In my 'wild & crazy' imagination: I sometimes picture NYC nearly totally abandoned by humans, but re-inhabited by untold billions of birds and bats roosting in the ruins. These species would be creating naturally-superphosphated guano in far greater quantities than the remaining I-NPK facilities. Their 'footprint' would also be magnitudes less than the 'ecological footprint' of the remaining I-NPK mines and factories.

Picture Wall Street transformed from a pointless center of finance to a real asset as a biophysical center for harvesting O-NPK guano. Will a future Wall Street tycoon be a bat & bird biologist? Please consider that as you hug your bag of NPK today.

Bob Shaw in Phx,Az Are Humans Smarter than Yeast?

I have a Troybilt "Super Tomahawk" wood chipper. I'd like to perform the experiment of running some roadkill thru it, to see how well it handles flesh & bone, but I'm afraid it would make quite a mess. I hate to try it with my own machine. Maybe I could rent one & try it. Wonder what the rental people would think when I returned it all gummed up with grease & blood..

What are all those birds & bats occupying abandoned skyscrapers supposed to eat, Bob? They can't all be carrion eating cathartids.

Watch the ending of "Fargo"

I learned during a composting workshop that chipper shredders are the recommended method for dealing with all the chickens to kill in case of a bird flu outbreak. You'd probably want to through in some wood during the process to balance C-N ratios for composting.

Hopefully we will have the wisdom to let our fishstock regrow so the seabirds can use this as the guano-generating source like the seabirds did for so long in Nauru and other offshore islands. With pesticide and herbicides outlawed [or Unobtainium]: there should be gazillions of bugs for bats. Let's hope these species don't go extinct, or is that too far-fetched?
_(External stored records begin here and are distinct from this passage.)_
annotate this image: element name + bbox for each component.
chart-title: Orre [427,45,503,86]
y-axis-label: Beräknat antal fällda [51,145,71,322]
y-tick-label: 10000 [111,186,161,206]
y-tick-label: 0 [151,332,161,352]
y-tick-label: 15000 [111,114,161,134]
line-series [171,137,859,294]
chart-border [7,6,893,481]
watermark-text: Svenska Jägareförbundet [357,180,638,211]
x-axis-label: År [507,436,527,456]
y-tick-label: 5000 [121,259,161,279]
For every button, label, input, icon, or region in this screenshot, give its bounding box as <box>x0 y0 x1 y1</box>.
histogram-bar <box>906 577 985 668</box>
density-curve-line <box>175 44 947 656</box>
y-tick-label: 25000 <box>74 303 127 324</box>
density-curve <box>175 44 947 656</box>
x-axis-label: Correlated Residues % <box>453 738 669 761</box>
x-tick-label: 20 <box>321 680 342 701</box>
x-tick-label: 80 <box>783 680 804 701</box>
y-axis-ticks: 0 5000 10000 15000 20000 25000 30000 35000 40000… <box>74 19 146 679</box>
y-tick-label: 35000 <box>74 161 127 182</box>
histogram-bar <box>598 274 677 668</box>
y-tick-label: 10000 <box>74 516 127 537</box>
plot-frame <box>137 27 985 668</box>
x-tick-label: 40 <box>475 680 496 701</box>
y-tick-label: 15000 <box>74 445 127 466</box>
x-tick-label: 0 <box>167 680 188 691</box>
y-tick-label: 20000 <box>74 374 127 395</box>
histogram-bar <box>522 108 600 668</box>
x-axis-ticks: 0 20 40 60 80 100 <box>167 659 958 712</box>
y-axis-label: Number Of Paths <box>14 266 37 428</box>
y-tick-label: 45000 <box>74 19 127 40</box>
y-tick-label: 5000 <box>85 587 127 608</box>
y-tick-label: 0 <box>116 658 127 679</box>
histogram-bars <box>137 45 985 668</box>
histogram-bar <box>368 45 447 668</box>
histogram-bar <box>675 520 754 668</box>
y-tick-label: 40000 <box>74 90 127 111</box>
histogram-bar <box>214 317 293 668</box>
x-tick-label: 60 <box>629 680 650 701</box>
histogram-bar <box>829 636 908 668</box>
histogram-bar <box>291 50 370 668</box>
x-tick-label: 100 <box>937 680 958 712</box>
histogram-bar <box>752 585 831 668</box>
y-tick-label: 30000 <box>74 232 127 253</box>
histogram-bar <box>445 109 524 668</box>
I sure hope that all bats don't go extinct. I think that the larger, non-echolocating fruit bats will bite it but I'm hoping that at least some tropical clades of microchiropterans make it thru the anthropogenic mass extinction pulse. I often say that the Cenozoic is depauperate and biotically "boring" compared to the Mesozoic, but there are some wonderful exceptions to this trend and the bats are one of them, along with colubrid snakes, hummingbirds, and the great teleost radiation. On the other hand, most avialean clades & all pterosaurs went extinct at the end-Cretaceous and this extinction pulse will be at least that big. I hope that bats make it thru but wouldn't want to bet on it.

i think bats will make it. arn't the majority of mammal species either bat's or rats?

The cockroaches will survive in spite of all types of pesticides to try to eliminate them.